Billy enters stage left, waving to his audience. Ted starts to walk in front of him, a deliberate foul, but checks himself at the last moment and slides around behind Billy and off stage.
Mild applause.
Cigarettes blossom in the gloom.
Young girls in black skirts and white blouses deliver over-blown shorts and sickly cocktails to tables. Billy takes a bow and plants himself firmly centre stage.
"Ted Line, ladies and gentlemen, one of the golden oldies, talking of which, Maestro..."
Billy points at a three-piece band seated on the main floor by the far end of the stage. "Spanish Eyes".
Accompanied by the Snuggle's Show Band on Hammond organ, drums and lukewarm jazz guitar, Billy opens his set.
- - - - -
Billy segues straight out of Spanish Eyes into a medley of Nat King Cole standards, keeping the mood soft and his girls in direct eye contact. Girls. He likes to think of them in soft pink hues, although he knows the first blush of youth has faded from their cheeks. He has no illusions about his sex appeal. Way back in the late seventies, when The Don had his one and only minor hit with a saccharine version ofLet It Be Me, he played games with mothers and daughters. The mothers are, for the most part, dead or institutionalised. A few of the daughters, matrons themselves now, keep the flames alive, and although they don't burn quite so brightly these days, Billy can still sometimes coax those old flames into a simulacrum of life so that they flicker gently on the dark waters of the Torridge Estuary.
Unlike Ted, Billy gets a good, solid, middle-aged round of applause. It helps to have the girls in the audience. Their enthusiasm and affection lifts the spirit of the rest of the punters, allowing him a certain degree of latitude when it comes to hitting the higher notes. Billy has a good head of hair, still looks fairly trim for someone in his mid fifties, so long as he buys his suits from the more expensive end of the peg, and he doesn't sweat too much under the lights.

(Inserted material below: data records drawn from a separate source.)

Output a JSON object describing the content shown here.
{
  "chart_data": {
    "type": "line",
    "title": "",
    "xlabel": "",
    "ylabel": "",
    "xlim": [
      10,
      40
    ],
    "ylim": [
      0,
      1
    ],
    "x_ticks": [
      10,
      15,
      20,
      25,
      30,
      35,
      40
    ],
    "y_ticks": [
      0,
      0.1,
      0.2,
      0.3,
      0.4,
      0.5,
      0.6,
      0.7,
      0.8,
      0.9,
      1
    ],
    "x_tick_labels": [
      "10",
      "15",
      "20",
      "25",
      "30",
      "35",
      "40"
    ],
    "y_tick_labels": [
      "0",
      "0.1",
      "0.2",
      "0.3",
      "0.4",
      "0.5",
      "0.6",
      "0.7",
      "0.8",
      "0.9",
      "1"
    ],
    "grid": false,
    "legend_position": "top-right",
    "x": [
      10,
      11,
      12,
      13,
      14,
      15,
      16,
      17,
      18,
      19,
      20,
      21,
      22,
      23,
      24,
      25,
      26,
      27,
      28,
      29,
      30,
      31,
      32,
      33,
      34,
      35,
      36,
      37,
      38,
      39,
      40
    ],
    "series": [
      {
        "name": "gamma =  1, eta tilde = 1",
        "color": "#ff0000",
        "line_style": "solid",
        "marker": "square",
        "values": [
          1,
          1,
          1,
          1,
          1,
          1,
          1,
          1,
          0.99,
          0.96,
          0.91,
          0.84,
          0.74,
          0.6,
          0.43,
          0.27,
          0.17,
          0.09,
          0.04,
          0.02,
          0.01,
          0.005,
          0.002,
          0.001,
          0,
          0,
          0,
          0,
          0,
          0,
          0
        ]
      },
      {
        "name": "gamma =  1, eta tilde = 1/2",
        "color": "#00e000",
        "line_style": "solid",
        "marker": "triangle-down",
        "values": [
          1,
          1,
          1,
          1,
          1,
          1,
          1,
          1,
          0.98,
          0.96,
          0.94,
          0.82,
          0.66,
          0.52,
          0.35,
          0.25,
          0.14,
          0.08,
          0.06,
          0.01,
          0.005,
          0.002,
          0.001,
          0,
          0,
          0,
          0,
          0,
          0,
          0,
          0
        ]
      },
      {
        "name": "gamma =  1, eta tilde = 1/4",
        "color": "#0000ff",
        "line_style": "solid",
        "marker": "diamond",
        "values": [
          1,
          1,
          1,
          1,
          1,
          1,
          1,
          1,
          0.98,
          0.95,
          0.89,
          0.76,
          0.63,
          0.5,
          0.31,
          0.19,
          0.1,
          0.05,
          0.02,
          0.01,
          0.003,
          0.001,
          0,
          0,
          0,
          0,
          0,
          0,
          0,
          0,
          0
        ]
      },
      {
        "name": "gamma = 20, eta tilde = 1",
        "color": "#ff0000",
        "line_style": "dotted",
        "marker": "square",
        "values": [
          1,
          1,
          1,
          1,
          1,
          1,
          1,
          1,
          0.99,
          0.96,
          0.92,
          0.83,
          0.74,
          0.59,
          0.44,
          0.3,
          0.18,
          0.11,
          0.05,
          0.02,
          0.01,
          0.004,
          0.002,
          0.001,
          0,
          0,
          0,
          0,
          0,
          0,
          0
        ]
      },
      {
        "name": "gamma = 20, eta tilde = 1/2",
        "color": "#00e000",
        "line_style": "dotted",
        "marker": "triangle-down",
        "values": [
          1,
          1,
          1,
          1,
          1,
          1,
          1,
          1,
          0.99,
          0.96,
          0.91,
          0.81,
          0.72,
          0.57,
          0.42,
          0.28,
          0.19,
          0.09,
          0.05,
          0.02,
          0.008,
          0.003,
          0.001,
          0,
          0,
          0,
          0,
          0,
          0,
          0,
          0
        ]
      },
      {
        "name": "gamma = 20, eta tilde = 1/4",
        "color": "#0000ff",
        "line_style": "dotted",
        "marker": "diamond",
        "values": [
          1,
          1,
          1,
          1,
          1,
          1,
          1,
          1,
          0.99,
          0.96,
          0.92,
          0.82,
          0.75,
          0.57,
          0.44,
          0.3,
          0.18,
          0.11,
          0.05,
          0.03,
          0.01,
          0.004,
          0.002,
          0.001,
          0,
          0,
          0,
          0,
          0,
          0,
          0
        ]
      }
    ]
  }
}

"Thank you, very much. The real King there. As ever it's a privilege to be back at Snuggle's, and I hope you're enjoying the show. I'm going to take you on a trip down memory lane on a journey to the stars." Billy winces inside slightly as he mixes his metaphors. "We'll be meeting up with Frank and Tony, Tom Jones, Vic, Matt Munro, Andy Williams and, of course, my own little offering to the wonderful world of song."
Billy smiles for Colgate and walks over to the band. The sound of the hurdy-gurdies cueing themselves in can just be heard over the clatter of pudding bowls and cheese plates being cleared from tables. Coffee cups and desert plates full of house branded bitter-mints take their place. The drummer starts to slide his brushes over taut skin. A false start. Heads turn. The band paddle frantically towards the melody pursued by Billy's shark infested smile. The opening bars of From Russia with Love emerge from the chaos and Billy Whitlow dives back under the thickly silted, melodic waters that keep The Don of Doo Wap afloat.